Es ist kein Geheimnis, dass die Reiterinnen und Reiter eine grosse Familie sind. «Ich bin gern an nationalen Turnieren dabei, damit ich Menschen treffe, die ich sonst nicht oft sehe. Das gefällt mir sehr», so Fuchs, «wenn es zeitlich geht, schaue ich auch, dass ich in Uster dabei sein kann.» Der Reitverein Uster ist Fuchs’ Heimatverein. Nach Oberriet reiste er mit drei jüngeren Pferden, die nach und nach an die Wettkampfatmosphäre gewöhnt werden sollen. Eines davon war die achtjährige Oldenburger Stute Constare, von der auf der Tribüne vom fachkundigen Publikum viel Gutes zu hören war.

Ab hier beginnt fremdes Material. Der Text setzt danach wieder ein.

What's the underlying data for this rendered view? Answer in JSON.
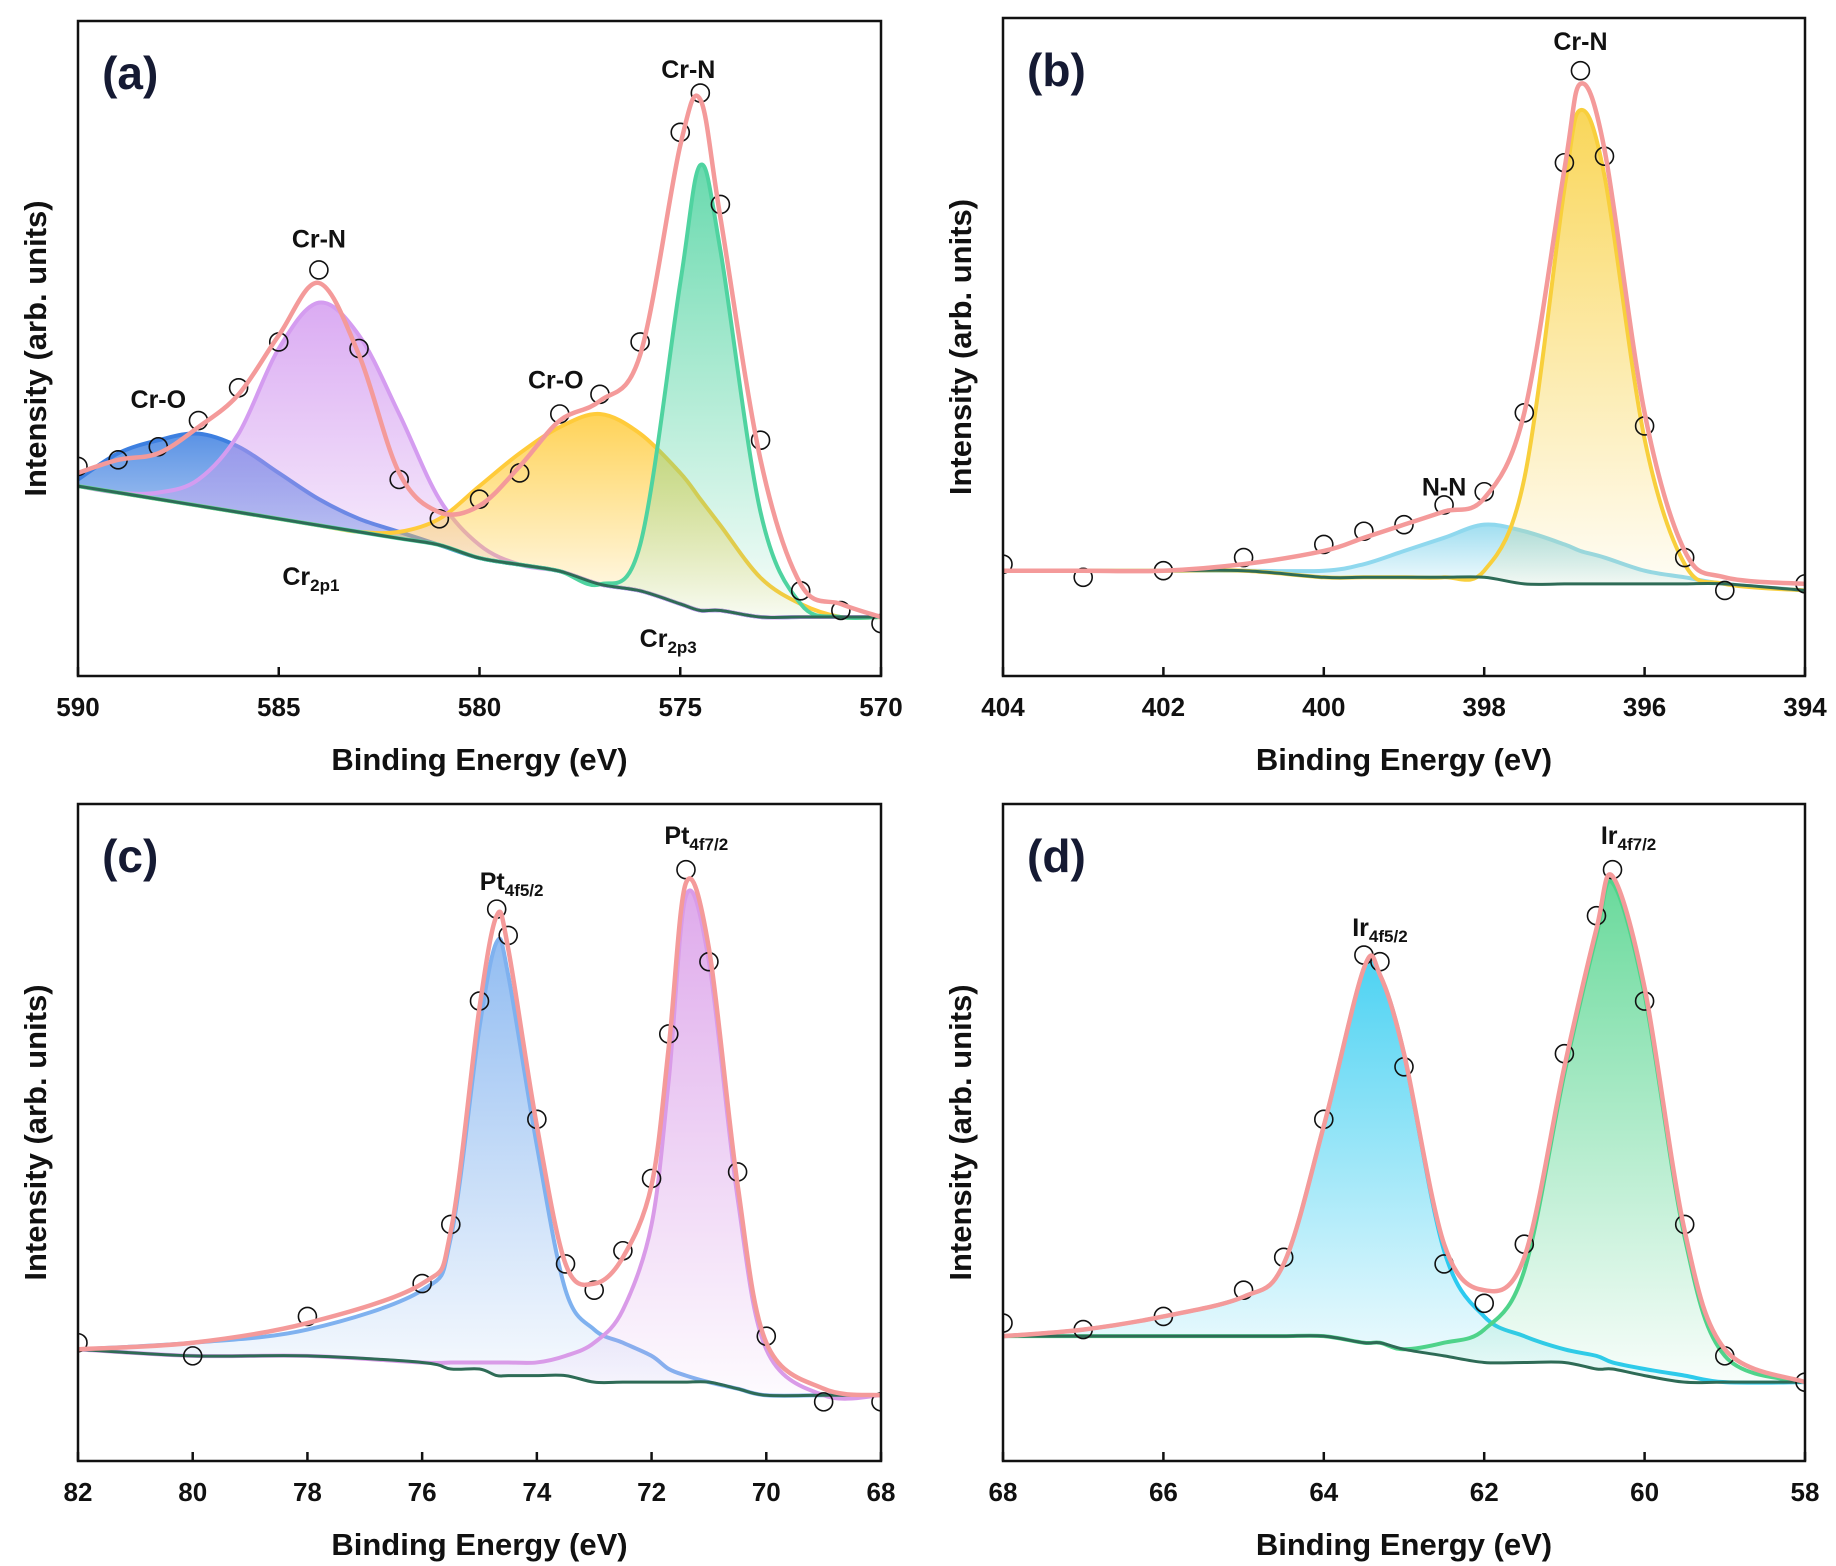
{
  "chart_data": [
    {
      "type": "line",
      "label": "(a)",
      "xlabel": "Binding Energy (eV)",
      "ylabel": "Intensity (arb. units)",
      "x": [
        590,
        589,
        588,
        587,
        586,
        585,
        584,
        583,
        582,
        581,
        580,
        579,
        578,
        577,
        576,
        575,
        574.5,
        574,
        573,
        572,
        571,
        570
      ],
      "xlim": [
        590,
        570
      ],
      "xticks": [
        590,
        585,
        580,
        575,
        570
      ],
      "ylim": [
        0,
        100
      ],
      "series": [
        {
          "mark": "area",
          "color": "#3d7fe0",
          "values": [
            30,
            34,
            36,
            37,
            35,
            31,
            27,
            24,
            22,
            20,
            18,
            17,
            16,
            14,
            13,
            11,
            10,
            10,
            9,
            9,
            9,
            9
          ]
        },
        {
          "mark": "area",
          "color": "#d49cf0",
          "values": [
            29,
            28,
            28,
            30,
            37,
            50,
            57,
            52,
            40,
            27,
            20,
            17,
            16,
            14,
            13,
            11,
            10,
            10,
            9,
            9,
            9,
            9
          ]
        },
        {
          "mark": "area",
          "color": "#ffcb3a",
          "values": [
            29,
            28,
            27,
            26,
            25,
            24,
            23,
            22,
            22,
            24,
            29,
            34,
            38,
            40,
            37,
            31,
            27,
            23,
            15,
            11,
            9,
            9
          ]
        },
        {
          "mark": "area",
          "color": "#4fd3a0",
          "values": [
            29,
            28,
            27,
            26,
            25,
            24,
            23,
            22,
            21,
            20,
            18,
            17,
            16,
            14,
            20,
            60,
            78,
            65,
            25,
            11,
            9,
            9
          ]
        },
        {
          "mark": "baseline",
          "color": "#2e6b56",
          "values": [
            29,
            28,
            27,
            26,
            25,
            24,
            23,
            22,
            21,
            20,
            18,
            17,
            16,
            14,
            13,
            11,
            10,
            10,
            9,
            9,
            9,
            9
          ]
        },
        {
          "mark": "scatter",
          "color": "#111111",
          "values": [
            32,
            33,
            35,
            39,
            44,
            51,
            62,
            50,
            30,
            24,
            27,
            31,
            40,
            43,
            51,
            83,
            89,
            72,
            36,
            13,
            10,
            8
          ]
        },
        {
          "mark": "line",
          "color": "#f49a9a",
          "values": [
            31,
            33,
            34,
            38,
            43,
            52,
            60,
            49,
            31,
            25,
            26,
            32,
            39,
            42,
            49,
            81,
            88,
            70,
            33,
            14,
            11,
            9
          ]
        }
      ],
      "annotations": [
        {
          "text": "Cr-O"
        },
        {
          "text": "Cr-N"
        },
        {
          "text": "Cr-O"
        },
        {
          "text": "Cr-N"
        },
        {
          "text": "Cr",
          "sub": "2p1"
        },
        {
          "text": "Cr",
          "sub": "2p3"
        }
      ]
    },
    {
      "type": "line",
      "label": "(b)",
      "xlabel": "Binding Energy (eV)",
      "ylabel": "Intensity (arb. units)",
      "x": [
        404,
        403,
        402,
        401,
        400,
        399.5,
        399,
        398.5,
        398,
        397.5,
        397,
        396.8,
        396.5,
        396,
        395.5,
        395,
        394
      ],
      "xlim": [
        404,
        394
      ],
      "xticks": [
        404,
        402,
        400,
        398,
        396,
        394
      ],
      "ylim": [
        0,
        100
      ],
      "series": [
        {
          "mark": "area",
          "color": "#8fd8ee",
          "values": [
            16,
            16,
            16,
            16,
            16,
            17,
            19,
            21,
            23,
            22,
            20,
            19,
            18,
            16,
            15,
            14,
            13
          ]
        },
        {
          "mark": "area",
          "color": "#f8cf3c",
          "values": [
            16,
            16,
            16,
            16,
            15,
            15,
            15,
            15,
            16,
            30,
            74,
            86,
            76,
            36,
            17,
            14,
            13
          ]
        },
        {
          "mark": "baseline",
          "color": "#2e6b56",
          "values": [
            16,
            16,
            16,
            16,
            15,
            15,
            15,
            15,
            15,
            14,
            14,
            14,
            14,
            14,
            14,
            14,
            13
          ]
        },
        {
          "mark": "scatter",
          "color": "#111111",
          "values": [
            17,
            15,
            16,
            18,
            20,
            22,
            23,
            26,
            28,
            40,
            78,
            92,
            79,
            38,
            18,
            13,
            14
          ]
        },
        {
          "mark": "line",
          "color": "#f49a9a",
          "values": [
            16,
            16,
            16,
            17,
            19,
            21,
            23,
            25,
            27,
            40,
            77,
            90,
            80,
            40,
            19,
            15,
            14
          ]
        }
      ],
      "annotations": [
        {
          "text": "Cr-N"
        },
        {
          "text": "N-N"
        }
      ]
    },
    {
      "type": "line",
      "label": "(c)",
      "xlabel": "Binding Energy (eV)",
      "ylabel": "Intensity (arb. units)",
      "x": [
        82,
        80,
        78,
        76,
        75.5,
        75,
        74.7,
        74.5,
        74,
        73.5,
        73,
        72.5,
        72,
        71.7,
        71.4,
        71,
        70.5,
        70,
        69,
        68
      ],
      "xlim": [
        82,
        68
      ],
      "xticks": [
        82,
        80,
        78,
        76,
        74,
        72,
        70,
        68
      ],
      "ylim": [
        0,
        100
      ],
      "series": [
        {
          "mark": "area",
          "color": "#7fb1ef",
          "values": [
            17,
            18,
            20,
            26,
            34,
            66,
            79,
            74,
            48,
            26,
            20,
            18,
            16,
            14,
            13,
            12,
            11,
            10,
            10,
            10
          ]
        },
        {
          "mark": "area",
          "color": "#d99be8",
          "values": [
            17,
            16,
            16,
            15,
            15,
            15,
            15,
            15,
            15,
            16,
            18,
            23,
            36,
            58,
            86,
            76,
            40,
            17,
            10,
            10
          ]
        },
        {
          "mark": "baseline",
          "color": "#2e6b56",
          "values": [
            17,
            16,
            16,
            15,
            14,
            14,
            13,
            13,
            13,
            13,
            12,
            12,
            12,
            12,
            12,
            12,
            11,
            10,
            10,
            10
          ]
        },
        {
          "mark": "scatter",
          "color": "#111111",
          "values": [
            18,
            16,
            22,
            27,
            36,
            70,
            84,
            80,
            52,
            30,
            26,
            32,
            43,
            65,
            90,
            76,
            44,
            19,
            9,
            9
          ]
        },
        {
          "mark": "line",
          "color": "#f49a9a",
          "values": [
            17,
            18,
            21,
            27,
            35,
            69,
            83,
            78,
            51,
            30,
            27,
            31,
            42,
            63,
            88,
            78,
            42,
            18,
            11,
            10
          ]
        }
      ],
      "annotations": [
        {
          "text": "Pt",
          "sub": "4f5/2"
        },
        {
          "text": "Pt",
          "sub": "4f7/2"
        }
      ]
    },
    {
      "type": "line",
      "label": "(d)",
      "xlabel": "Binding Energy (eV)",
      "ylabel": "Intensity (arb. units)",
      "x": [
        68,
        67,
        66,
        65,
        64.5,
        64,
        63.5,
        63.3,
        63,
        62.5,
        62,
        61.5,
        61,
        60.6,
        60.4,
        60,
        59.5,
        59,
        58
      ],
      "xlim": [
        68,
        58
      ],
      "xticks": [
        68,
        66,
        64,
        62,
        60,
        58
      ],
      "ylim": [
        0,
        100
      ],
      "series": [
        {
          "mark": "area",
          "color": "#2ccaf0",
          "values": [
            19,
            20,
            22,
            25,
            30,
            51,
            75,
            74,
            62,
            32,
            22,
            19,
            17,
            16,
            15,
            14,
            13,
            12,
            12
          ]
        },
        {
          "mark": "area",
          "color": "#4fd38a",
          "values": [
            19,
            19,
            19,
            19,
            19,
            19,
            18,
            18,
            17,
            18,
            20,
            29,
            59,
            80,
            88,
            71,
            34,
            16,
            12
          ]
        },
        {
          "mark": "baseline",
          "color": "#2e6b56",
          "values": [
            19,
            19,
            19,
            19,
            19,
            19,
            18,
            18,
            17,
            16,
            15,
            15,
            15,
            14,
            14,
            13,
            12,
            12,
            12
          ]
        },
        {
          "mark": "scatter",
          "color": "#111111",
          "values": [
            21,
            20,
            22,
            26,
            31,
            52,
            77,
            76,
            60,
            30,
            24,
            33,
            62,
            83,
            90,
            70,
            36,
            16,
            12
          ]
        },
        {
          "mark": "line",
          "color": "#f49a9a",
          "values": [
            19,
            20,
            22,
            25,
            30,
            51,
            75,
            74,
            62,
            33,
            26,
            31,
            60,
            81,
            89,
            72,
            35,
            17,
            12
          ]
        }
      ],
      "annotations": [
        {
          "text": "Ir",
          "sub": "4f5/2"
        },
        {
          "text": "Ir",
          "sub": "4f7/2"
        }
      ]
    }
  ]
}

Spezielle Partnerschaft zu Wallach Clooney
Für Springerinnen und Springer, die zu Turnieren in der Schweiz reisen, reicht der gewöhnliche Pferdeanhänger, um die Tiere zu transportieren. Wie machen das die Profis? «Innerhalb Europas sind wir immer mit dem Pferdetransporter unterwegs», sagt Fuchs und fügt an:
Oft machen wir es so, dass unsere Pferde und jene von Steve Guerdat zusammen reisen.
Geht es nach Übersee, wird geflogen. Es gibt in Europa drei Flughäfen, an denen das möglich ist: Lüttich, Frankfurt und Amsterdam. In den Boxen der Cargo-Flugzeuge hat jedes Tier seinen Platz. Spezialisiertes Pflegepersonal und ein Tierarzt sind an Bord. Jetlag kennt ein Pferd nicht. «Die Tiere spüren keine Zeitverschiebung», so Fuchs.
Der aussergewöhnliche Wallach Clooney war jenes Pferd, mit dem Fuchs ganz grosse Erfolge feiern konnte – er ist das erfolgreichste Schweizer Springpferd, seine Erfolgsliste ist beeindruckend. «Eine Kolik-Operation und der Weideunfall 2021, wegen dem Clooney aus dem Sport genommen werden musste, waren Dinge, die mich weit über den sportlichen Aspekt hinaus geprägt haben», sagt Fuchs.
Clooney verbringt mittlerweile seinen Lebensabend in einem Gestüt in der Normandie. Der Schweizer Profi sagt:
Wenn ich ein Turnier in Frankreich habe, versuche ich immer, ihn dort zu besuchen.
Ein Basketballstar als Motivationsvorbild
Seit ein paar Monaten versuche er, eine andere Einstellung zum Erfolg zu bekommen. «Ich habe viele Motivationsthemen des US-Basketballers Kobe Bryant gelesen und habe in den letzten Monaten geschafft, nicht auf das Resultat zu reiten. Ich schaue, was ich mit meinen Pferden verbessern kann und lege den Fokus darauf.»
Was rät Fuchs einer jungen Reiterin oder einem jungen Reiter, die Karriere im Springreiten machen möchten? «Fleiss, Geduld – und immer ‹draabliiba›». Es sind jene Eigenschaften, mit denen Fuchs seine beispiellose Karriere bereits in frühen Jugendjahren lanciert hat.